For that reason, they were spending $1,500 on PPC every month but $30,000 to $40,000 on TV ads.

Then they switched to Carrot.

The difference was immediate, Carter said. After just 2 days, their new Carrot site had generated its first high-quality lead. And within a few months, their close rate skyrocketed from the previous 7% to 20% because lead-quality increased.

Here’s Carter’s Carrot site.

Carrot Real Estate Investing Business Website

After Trevor and Carter ran some estimations on the CarrotCast interview, they determined that Carter is saving between $20,000 and $50,000 every single month in lost lead-gen closing potential after switching from their expensive custom-made site to one of our Carrot sites.

Wow!

Now they close 20% of leads, their PPC budget is $8,000 per month (because their website is converting as it should be), and they’re growing like crazy. Sometimes, the small changes make a big difference. And at Carrot, small, iterative, conversion-optimization changes is exactly what we’re focused on. ;-)

Tip #4: Create your unique advantage.

It’s no secret that there are a lot of real estate investors in today’s lucrative housing market.

And as more investors stuff their way into an already-crowded market, the businesses that win are the ones which create their own unique advantage.

For Carter Steph’s business, that unique advantage revolves around treating sellers like real people (see tip #5), taking the title and doing all that title work in-house so that they can purchase in as little as a couple of days (whereas most investors purchase in a couple of weeks).

Plus, since they’re buying properties with cash, the worst-case scenario is that the property turns into a rental if it’s not profitable for another real estate investor.

What is your unique advantage? It should be something that compels people to work with you instead of working with your competition. Oh… and don’t try to find it… work to create it.

Tip #5: Treat sellers like real people.

Carter believes that treating sellers with the utmost respect and consideration and building meaningful relationships is the most powerful way to close more deals.

Part of that zealous belief probably comes from the fact that for his own business, relationship building makes all the difference.

He and his team always prioritize a ringing phone — you’re expected to drop whatever you’re doing to answer. They also use a live answering service that answers phone calls during their off-hours.

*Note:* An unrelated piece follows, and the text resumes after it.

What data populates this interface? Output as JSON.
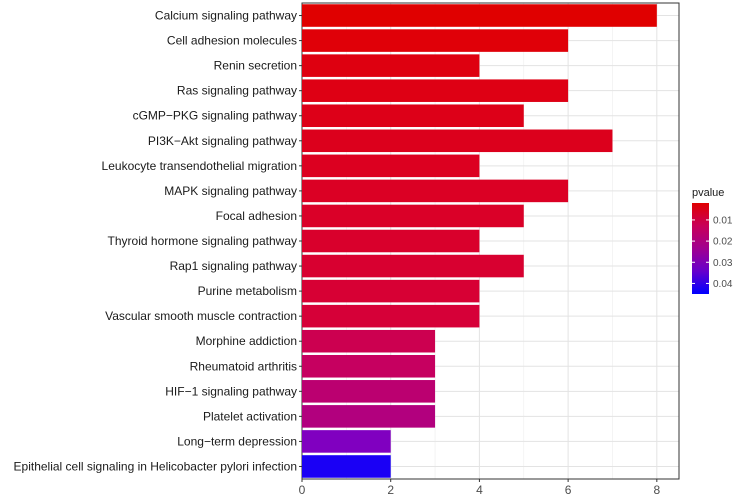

If they do miss a call, their goal is to call back within 5 minutes during office hours and within one hour during out-of-office hours.

And that practice is backed up by research.

Additionally, while it might seem like over-kill, Carter’s team meets with every qualified lead face-to-face — they go to their house and have a conversation about why they want to sell, how they might be able to help each other, and all the benefits of working with their company.

In his opinion, those conversations make a massive difference in his company’s rapid growth.

And while it’s easy to treat online leads like a statistic rather than a relationship to be built, you might consider taking Carter’s approach — it certainly has made him a whole lot of money.